Marriage “coach” (I never was quite sure how this title differed from the idea of a marriage “counselor” or “therapist” or than being a sports analogy) Daniel Tocchini has provided here a unique perspective on the essence of a successful marriage, rooted in what he sees as a rather “revolutionary” shift in the predominantly selfish perspective of the dominant cultural metanarrative. In that self-centered, self-aggrandizing story, the goal of “marriage” is to please or better ourselves. In other words, the focus is always on how having a spouse can benefit us, rather than the other way around. This leads, Tocchini explains, to an understanding of the marital relationship as a life-long attempt to “fix” our partner’s problems in order to ensure they can better serve our needs and improve rather than complicate our personal lives. Tocchini labels this the “consumer” view of marriage.
Clearly, such a selfish view of marriage makes for untenable long-term relationships. (I mean, divorce MUST happen if, at any point, my spouse fails in his/her intended “improvement” role.) Tocchini sets out to expose this toxic perspective by making a startling claim: NEITHER spouse “must” change in order to for a marriage to improve. The key to a healthy, successful marriage is, then, the ability for any couple to change their relational perception from “You and Me” to “Us,” where the dyad takes on an almost independent identity. “They shall become one flesh,” I read in a Good Book once (Gen. 2:24).

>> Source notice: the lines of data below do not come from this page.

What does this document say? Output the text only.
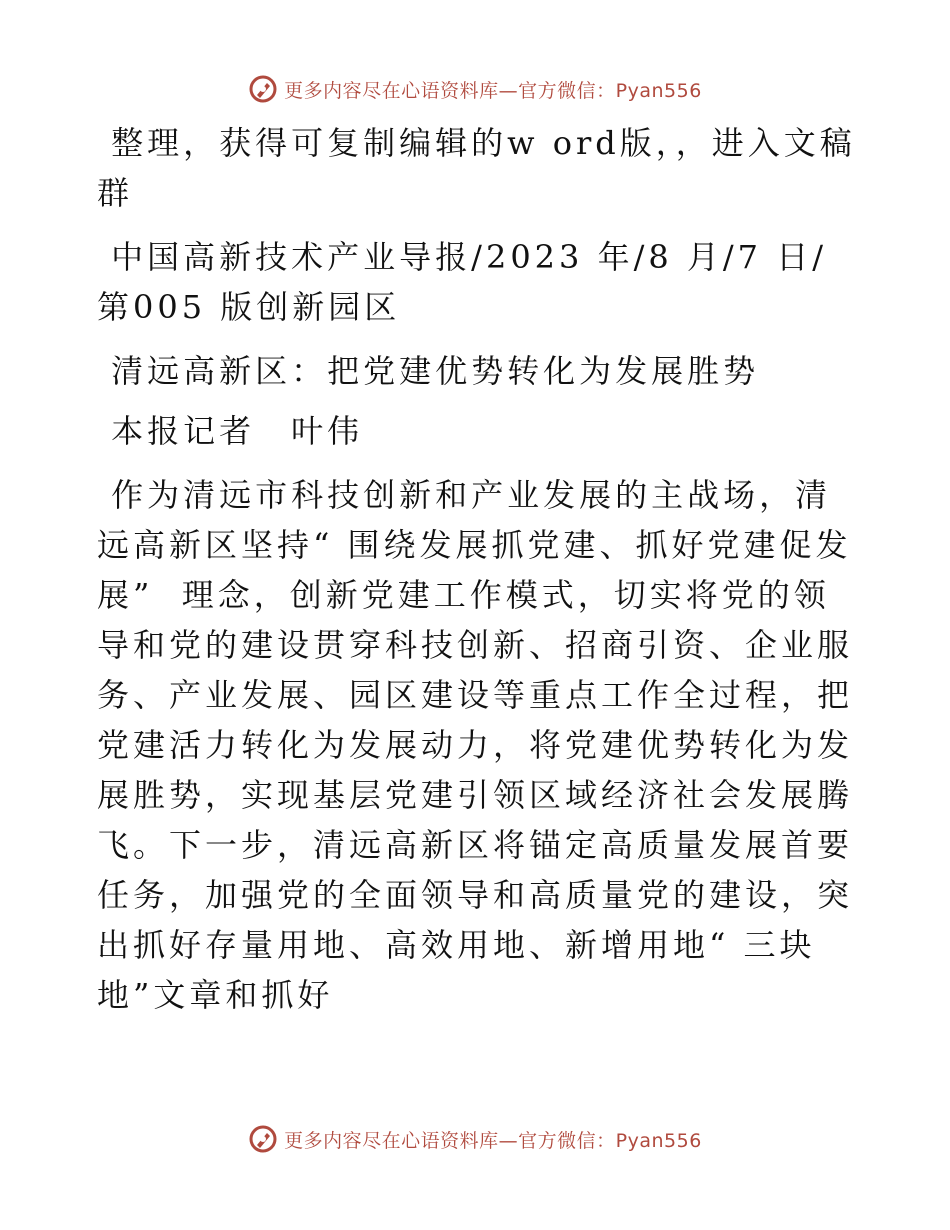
更多内容尽在心语资料库—官方微信：Pyan556

整理，获得可复制编辑的w ord版，，进入文稿群

中国高新技术产业导报/2023 年/8 月/7 日/第005 版创新园区

清远高新区：把党建优势转化为发展胜势

本报记者　叶伟

作为清远市科技创新和产业发展的主战场，清远高新区坚持“ 围绕发展抓党建、抓好党建促发展”  理念，创新党建工作模式，切实将党的领导和党的建设贯穿科技创新、招商引资、企业服务、产业发展、园区建设等重点工作全过程，把党建活力转化为发展动力，将党建优势转化为发展胜势，实现基层党建引领区域经济社会发展腾飞。下一步，清远高新区将锚定高质量发展首要任务，加强党的全面领导和高质量党的建设，突出抓好存量用地、高效用地、新增用地“ 三块地”文章和抓好

更多内容尽在心语资料库—官方微信：Pyan556
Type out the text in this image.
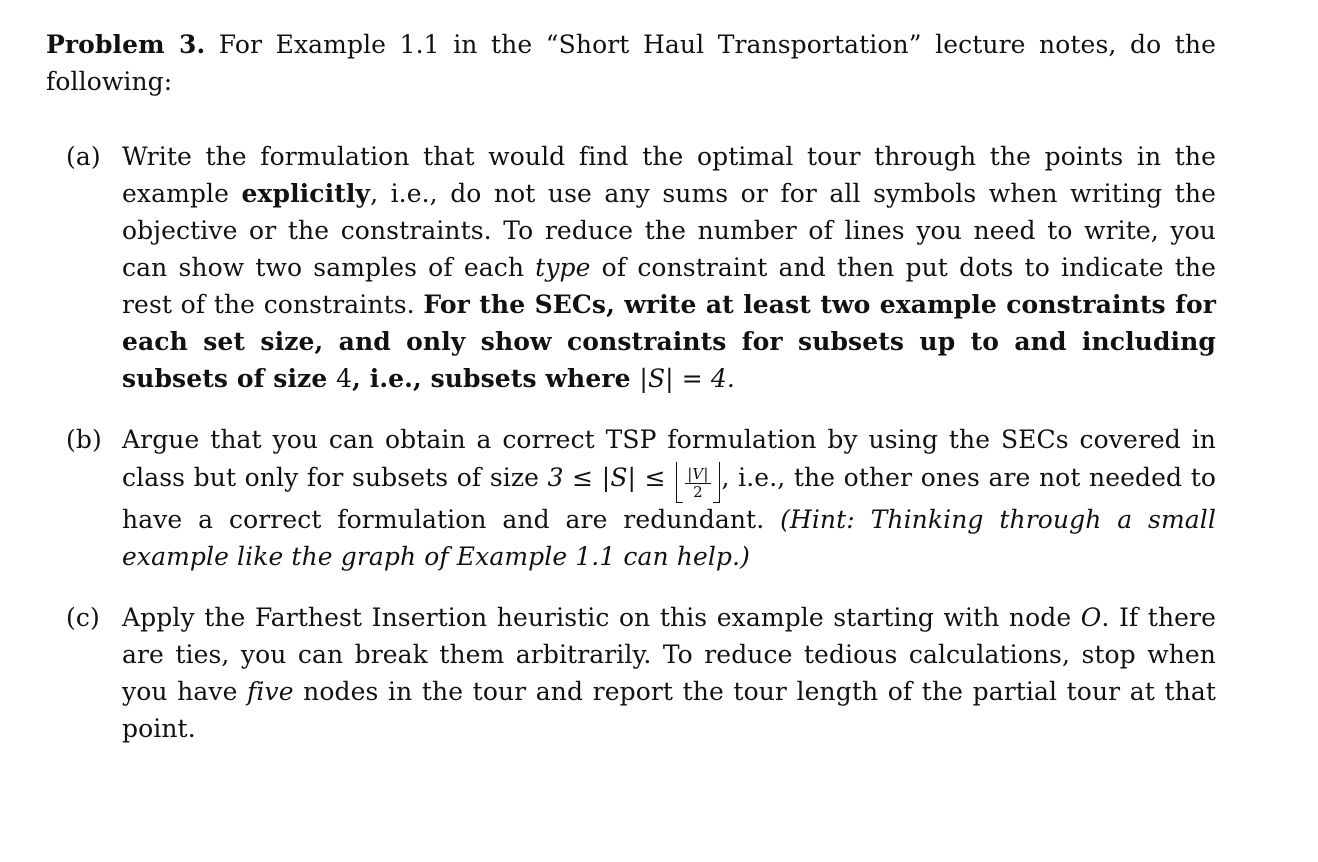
Problem 3. For Example 1.1 in the “Short Haul Transportation” lecture notes, do the following:

(a) Write the formulation that would find the optimal tour through the points in the example explicitly, i.e., do not use any sums or for all symbols when writing the objective or the constraints. To reduce the number of lines you need to write, you can show two samples of each type of constraint and then put dots to indicate the rest of the constraints. For the SECs, write at least two example constraints for each set size, and only show constraints for subsets up to and including subsets of size 4, i.e., subsets where |S| = 4.
(b) Argue that you can obtain a correct TSP formulation by using the SECs covered in class but only for subsets of size $3 \le |S| \le \frac{|V|}{2}$ , i.e., the other ones are not needed to have a correct formulation and are redundant. (Hint: Thinking through a small example like the graph of Example 1.1 can help.)
(c) Apply the Farthest Insertion heuristic on this example starting with node O. If there are ties, you can break them arbitrarily. To reduce tedious calculations, stop when you have five nodes in the tour and report the tour length of the partial tour at that point.
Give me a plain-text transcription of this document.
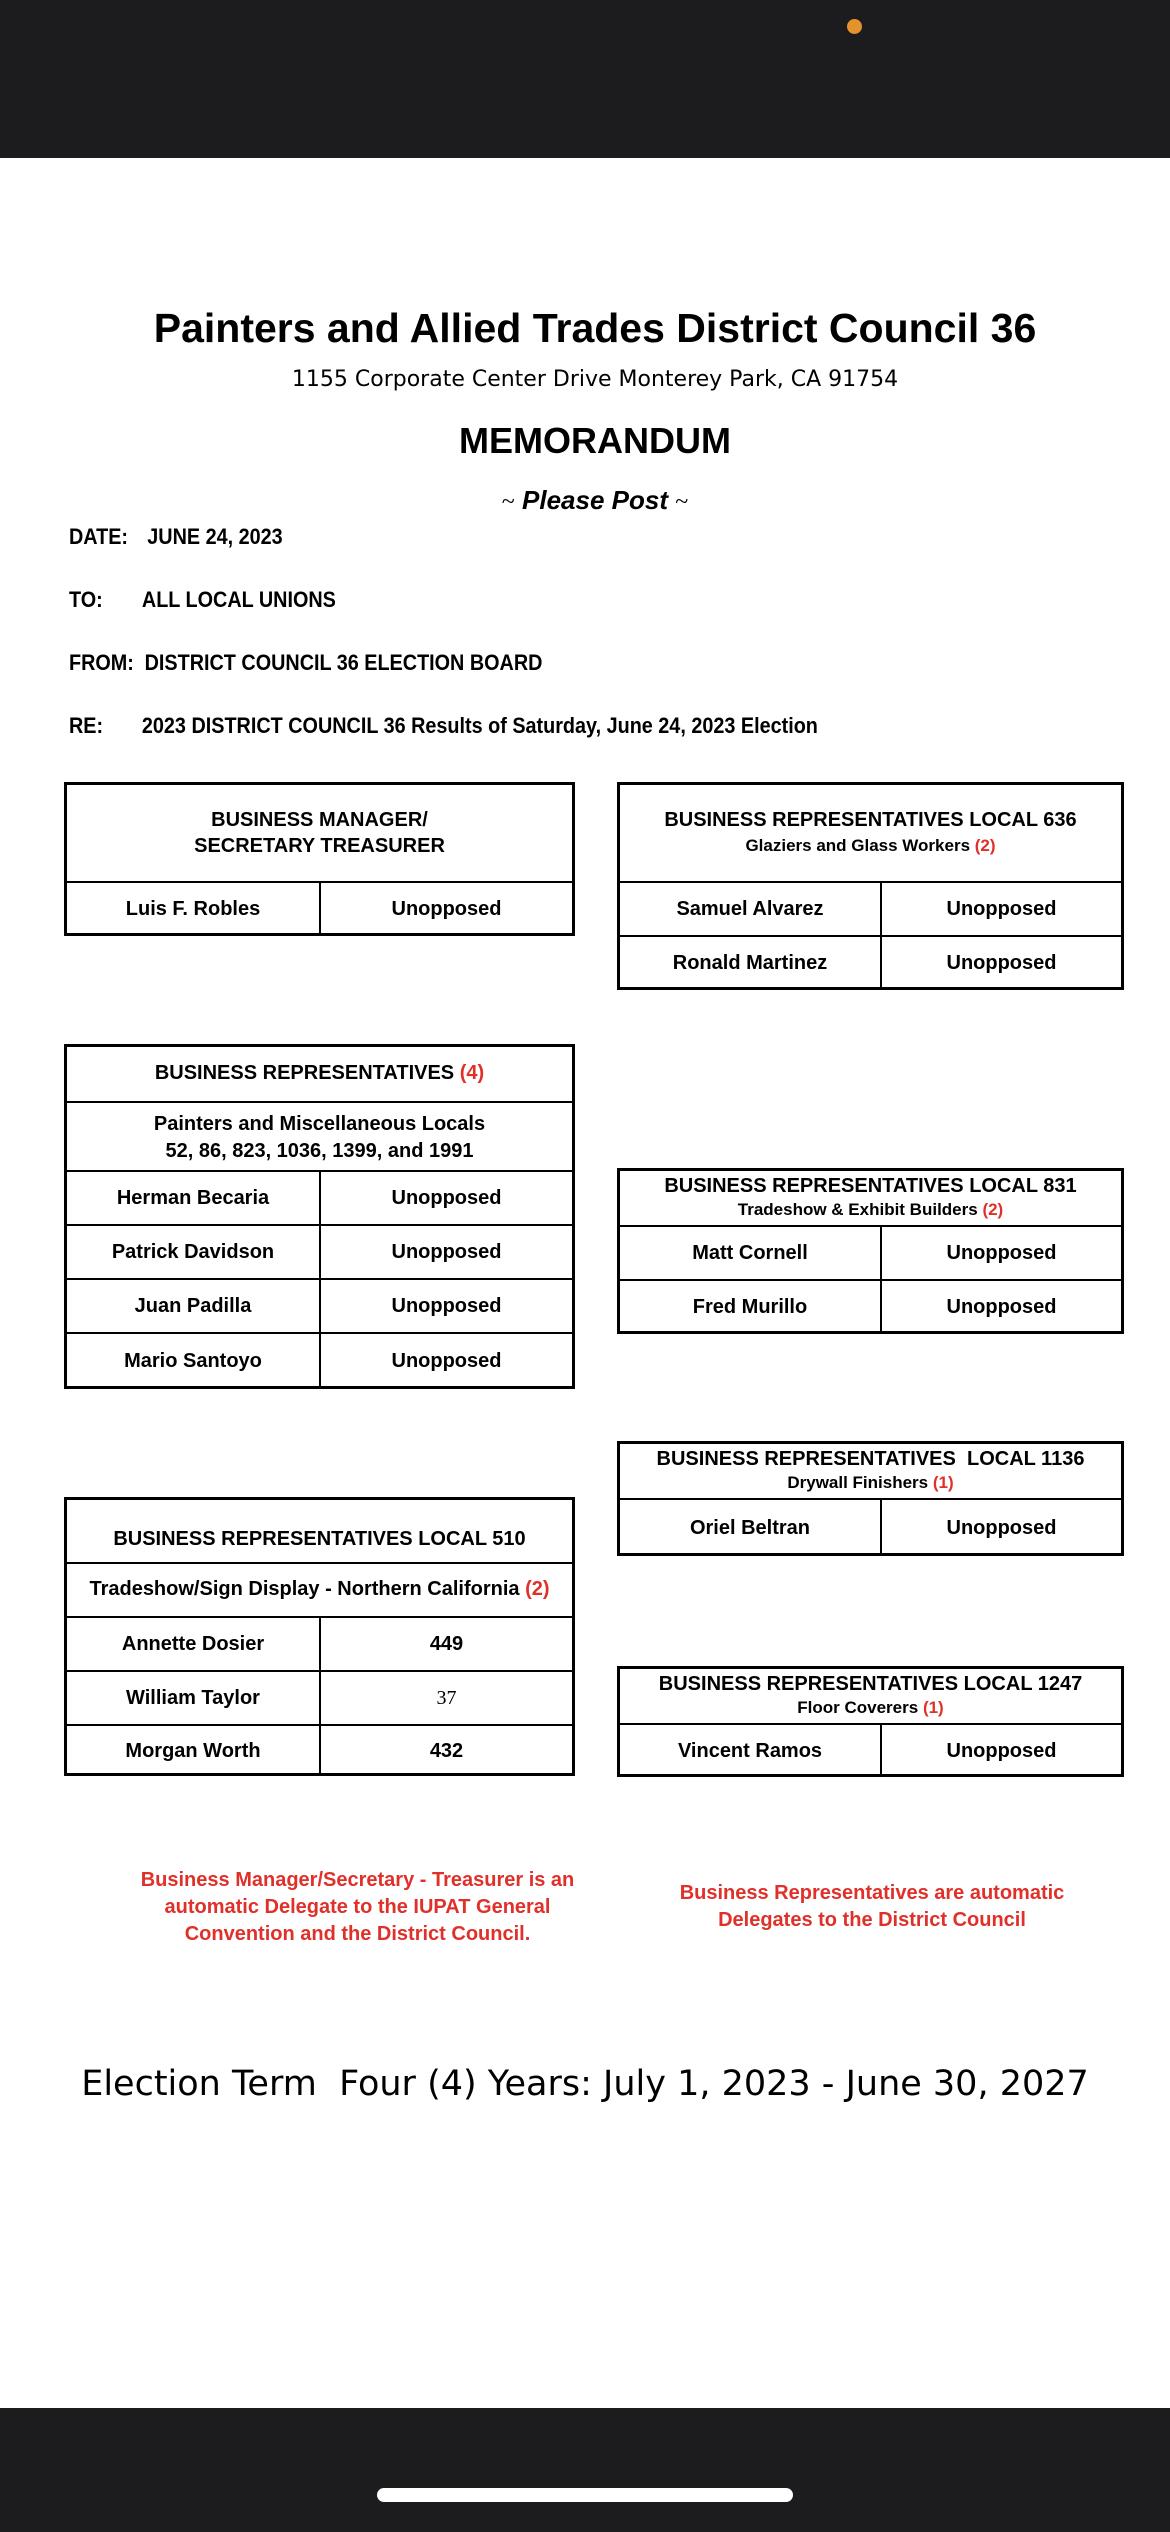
Painters and Allied Trades District Council 36
1155 Corporate Center Drive Monterey Park, CA 91754
MEMORANDUM
~ Please Post ~
DATE: JUNE 24, 2023
TO: ALL LOCAL UNIONS
FROM: DISTRICT COUNCIL 36 ELECTION BOARD
RE: 2023 DISTRICT COUNCIL 36 Results of Saturday, June 24, 2023 Election
BUSINESS MANAGER/
SECRETARY TREASURER
Luis F. Robles	Unopposed
BUSINESS REPRESENTATIVES (4)
Painters and Miscellaneous Locals
52, 86, 823, 1036, 1399, and 1991
Herman Becaria	Unopposed
Patrick Davidson	Unopposed
Juan Padilla	Unopposed
Mario Santoyo	Unopposed
BUSINESS REPRESENTATIVES LOCAL 510
Tradeshow/Sign Display - Northern California (2)
Annette Dosier	449
William Taylor	37
Morgan Worth	432
BUSINESS REPRESENTATIVES LOCAL 636
Glaziers and Glass Workers (2)
Samuel Alvarez	Unopposed
Ronald Martinez	Unopposed
BUSINESS REPRESENTATIVES LOCAL 831
Tradeshow & Exhibit Builders (2)
Matt Cornell	Unopposed
Fred Murillo	Unopposed
BUSINESS REPRESENTATIVES  LOCAL 1136
Drywall Finishers (1)
Oriel Beltran	Unopposed
BUSINESS REPRESENTATIVES LOCAL 1247
Floor Coverers (1)
Vincent Ramos	Unopposed
Business Manager/Secretary - Treasurer is an
automatic Delegate to the IUPAT General
Convention and the District Council.
Business Representatives are automatic
Delegates to the District Council
Election Term  Four (4) Years: July 1, 2023 - June 30, 2027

This new “Us” is shrouded in mystery; the work and wonder of marriage is to discover and explore this new reality.
This view makes all the “differences”—personality differences, family-of-origin differences, differences of taste and preference, differences of education and socioeconomic background, etc—avenues to be explored rather than problems to be “overcome.” Those very differences are what comprise the “Us” as distinct from the “You” and the “Me.”
So, what is the mechanism that moves a couple from the patently selfish, subtly adversarial “You and Me” to the more cooperative, adventurous “Us”? The answer is relatively simple: good communication. (You had to see that coming!) The rest of the book, then, proceeds from this theoretical foundation into a kind of “how-to” manual of good communication in a marriage, a sort of series of “coaching lessons.”
For me, what rescues this section from being just a tired “rehash” of every other book about the importance of communication to a healthy marriage is Tocchini’s use of Brueggemann’s concept of “othering,” which he defines as “simply loving your spouse by willing their good.” From this covenantal perspective, “complaining” (which is the chief mode of communication in most marriages) should be perceived as an expression of “yearning” for a deeper relationship. Complaints, then, are NOT threatening to a marriage but are signs pointing the way to a deeper relationship. That path is paved with honesty, forgiveness, and, ultimately, promise, especially the promise that any marriage can be dramatically improved by the discovery of the larger “Us.”
Overall, I found Tocchini’s attempt at “reframing” the nature of marriage and the role of communication within it to be largely helpful and theologically well-grounded (though, I must say, his explanation of the etymological “kinship” between the terms “forgiveness” and “promise” was, frankly, absolute nonsense). I was pleased to see the predominant weight given to a theological construct rather than the latest sociological study of marriage.
That is not to say it was all theoretical. Tocchini presented multiple case studies (they read almost like counseling verbatims) to illustrate these principles at work. I did feel that, in some instances, these reconstructed dialogues were a bit long for the points they were meant to illustrate. However, that feeling could be more the consequence of my unfamiliarity with the genre of the counseling verbatim overall, rather than any particular fault in Tocchini’s use of it.
I suppose one of my biggest fears when reading a book such as this is that, at the end, there will be very little “pay-off” for the reading time I’ve invested…that the grand “conclusion” of the book will prove to be something I already know or something so self-evident that it hardly needed a book to “prove” or “explain” it. However, that was not the case here; I do feel that Tocchini has added to the ongoing conversation, that he has correctly diagnosed an oft-hidden problem that plagues many marriages, and that he has offered fresh insight into ways that ALL couples can act to move past those obstacles.